Doctors fearful of scientific fraud
A national body to oversee scientific research and investigate allegations of fraud is urgently needed in the UK, leading medical editors said yesterday.
Patients had been harmed and the credibility of scientific institutions damaged by cases in which results had been falsified, signatures forged and research plagiarised.
Speaking after a conference on research misconduct held in London, organised by the Committee on Publication Ethics, Dr Richard Smith, editor of the British Medical Journal, cited a dozen new examples in which misconduct had been proved or was under investigation. They included cases in which signatures of patients giving consent for research to be done on them had been forged, consent from hospital ethics committees to do research had been forged and signatures of co-authors such as a head of department had also been forged, to give the findings more weight.

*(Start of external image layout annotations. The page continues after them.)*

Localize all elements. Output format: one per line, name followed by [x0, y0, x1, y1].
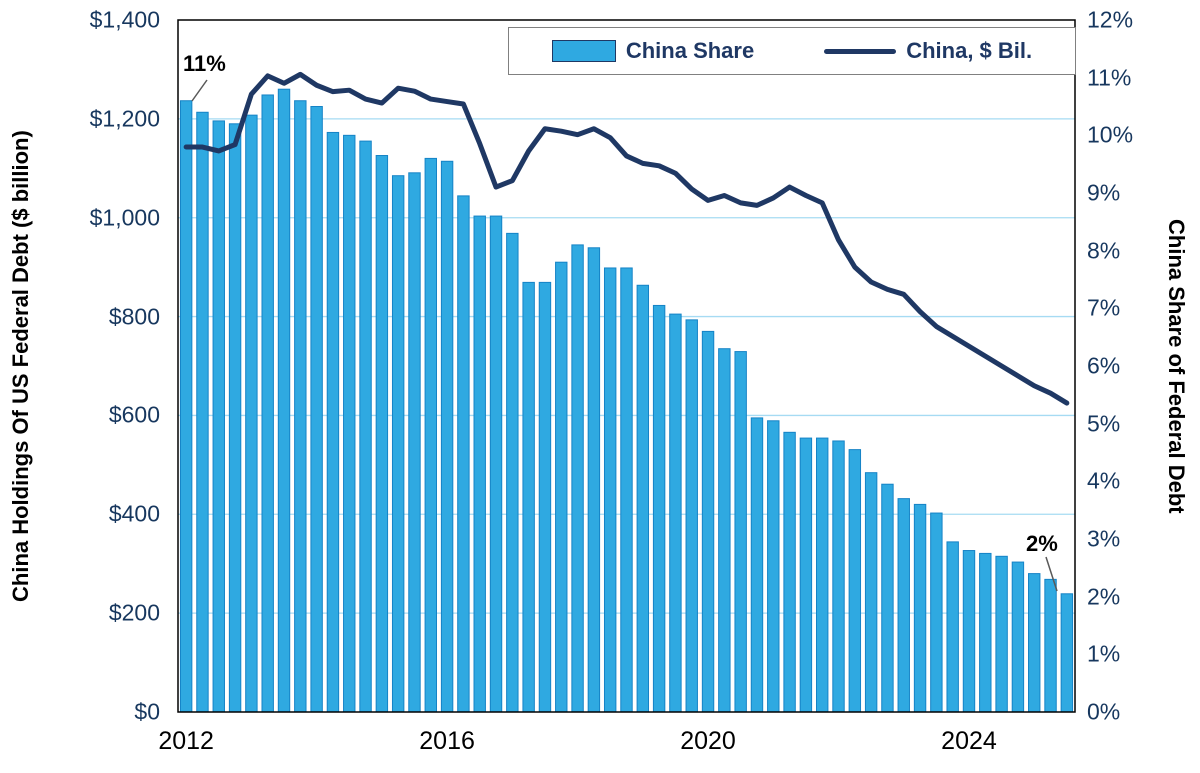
annotation-end-connector	[1045, 556, 1058, 592]
bar	[881, 483, 894, 713]
bar	[979, 552, 992, 713]
bar	[783, 431, 796, 713]
bar	[457, 195, 470, 713]
bar	[1060, 593, 1074, 713]
bar	[489, 215, 503, 713]
bar	[179, 100, 193, 713]
bar	[343, 134, 356, 713]
bar	[652, 304, 666, 713]
bar	[424, 157, 437, 713]
bar	[734, 351, 747, 713]
bar-series-swatch	[551, 40, 616, 62]
annotation-start-connector	[191, 79, 208, 102]
bar	[440, 160, 454, 713]
left-axis-title: China Holdings Of US Federal Debt ($ bil…	[8, 130, 33, 602]
plot-frame	[177, 19, 1076, 713]
bar	[962, 550, 976, 713]
right-axis-title: China Share of Federal Debt	[1164, 218, 1189, 514]
bar	[767, 420, 780, 713]
bar	[538, 281, 552, 713]
bar	[669, 313, 682, 713]
bar	[245, 114, 258, 713]
bar	[1011, 561, 1025, 713]
legend: China Share China, $ Bil.	[508, 27, 1076, 75]
bar	[718, 348, 731, 713]
line-series-swatch	[824, 48, 897, 54]
bar	[587, 247, 601, 713]
bar	[228, 123, 242, 713]
bar	[832, 440, 845, 713]
bar	[375, 155, 389, 713]
bar	[359, 140, 372, 713]
bar	[408, 172, 421, 713]
bar	[261, 94, 274, 713]
bar	[1044, 578, 1057, 713]
bar	[571, 244, 584, 713]
bar	[603, 267, 617, 713]
bar	[277, 88, 291, 713]
bar	[930, 512, 943, 713]
bar	[473, 215, 486, 713]
bar	[636, 284, 650, 713]
annotation-end-share: 2%	[1026, 531, 1058, 556]
legend-label-bar: China Share	[625, 38, 755, 63]
bar	[522, 281, 535, 713]
bar	[555, 261, 568, 713]
bar	[995, 555, 1008, 713]
bar	[750, 417, 764, 713]
bar	[506, 232, 519, 713]
bar	[848, 449, 862, 713]
bar	[196, 111, 209, 713]
bar	[897, 498, 910, 713]
bar	[946, 541, 959, 713]
bar	[799, 437, 813, 713]
annotation-start-share: 11%	[183, 51, 226, 76]
bar	[685, 319, 698, 713]
bar	[294, 100, 307, 713]
bar	[913, 503, 927, 713]
bar	[1028, 573, 1041, 713]
bar	[701, 330, 715, 713]
legend-label-line: China, $ Bil.	[906, 38, 1033, 63]
bar	[212, 120, 225, 713]
line-series	[183, 71, 1070, 406]
bar	[620, 267, 633, 713]
bar	[816, 437, 829, 713]
bar	[326, 131, 340, 713]
bar	[391, 175, 405, 713]
bar	[864, 472, 878, 713]
bar	[310, 106, 323, 713]
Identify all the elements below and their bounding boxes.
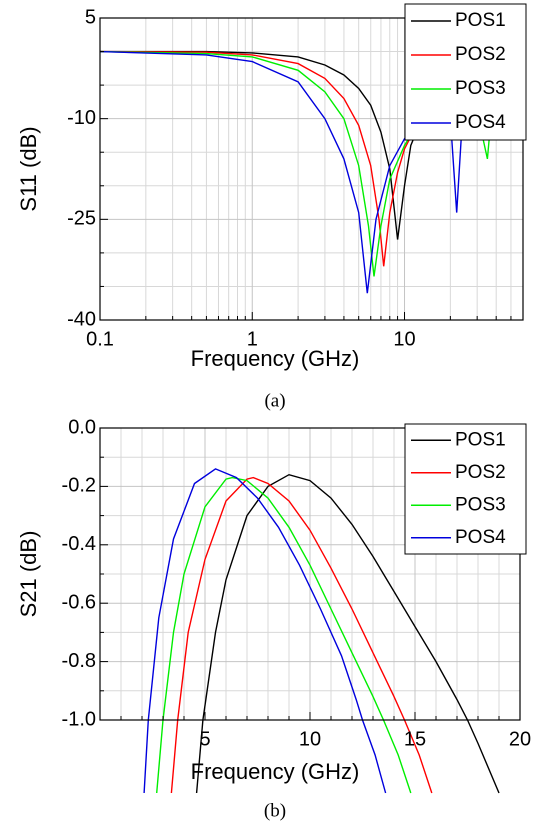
y-axis-label: S11 (dB): [16, 126, 41, 211]
legend: POS1 POS2 POS3 POS4: [404, 3, 527, 141]
y-tick-label: -10: [67, 107, 96, 129]
legend-label: POS3: [455, 78, 506, 99]
legend-label: POS2: [455, 44, 506, 65]
y-tick-label: 0.0: [68, 416, 96, 438]
x-tick-label: 10: [299, 728, 321, 750]
y-tick-label: 5: [85, 6, 96, 28]
x-tick-label: 1: [247, 328, 258, 350]
series-line: [99, 50, 478, 294]
x-tick-label: 5: [199, 728, 210, 750]
legend-label: POS4: [455, 527, 506, 548]
plot-frame: [99, 17, 524, 321]
series-line: [156, 476, 412, 794]
x-tick-label: 10: [393, 328, 415, 350]
x-axis-label: Frequency (GHz): [191, 759, 360, 784]
x-tick-label: 20: [509, 728, 531, 750]
y-tick-label: -40: [67, 308, 96, 330]
legend: POS1 POS2 POS3 POS4: [404, 423, 527, 555]
x-tick-label: 15: [404, 728, 426, 750]
legend-label: POS1: [455, 10, 506, 31]
legend-label: POS3: [455, 494, 506, 515]
series-line: [170, 476, 433, 794]
y-tick-label: -0.2: [62, 475, 96, 497]
y-tick-label: -1.0: [62, 708, 96, 730]
x-tick-label: 0.1: [86, 328, 114, 350]
caption: (b): [264, 800, 286, 821]
caption: (a): [264, 390, 285, 411]
y-tick-label: -0.4: [62, 533, 96, 555]
series-line: [195, 473, 500, 794]
series-line: [143, 468, 387, 794]
legend-label: POS4: [455, 112, 506, 133]
legend-box: [404, 3, 527, 141]
y-tick-label: -0.8: [62, 650, 96, 672]
y-tick-label: -25: [67, 208, 96, 230]
y-tick-label: -0.6: [62, 591, 96, 613]
legend-box: [404, 423, 527, 555]
x-axis-label: Frequency (GHz): [191, 346, 360, 371]
legend-label: POS1: [455, 429, 506, 450]
legend-label: POS2: [455, 462, 506, 483]
y-axis-label: S21 (dB): [16, 531, 41, 618]
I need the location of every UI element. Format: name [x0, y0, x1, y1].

One editor had told the conference how he had rejected a paper claiming to describe a cure for pre-eclampsia, the life-threatening condition associated with high blood pressure in pregnant women, which he suspected was fraudulent. A straw poll among the 130 present at the conference showed more than half of editors had had similar experiences.
Pressure to publish is intense because it is the only way scientists can gain promotion, grants and laboratory space. Dr Smith cited the case of Malcolm Pearce, the obstetrician struck off the medical register in 1995 for falsely claiming to have successfully removed an ectopic pregnancy and re-implanted the foetus in the patient's womb who later gave birth to a healthy baby.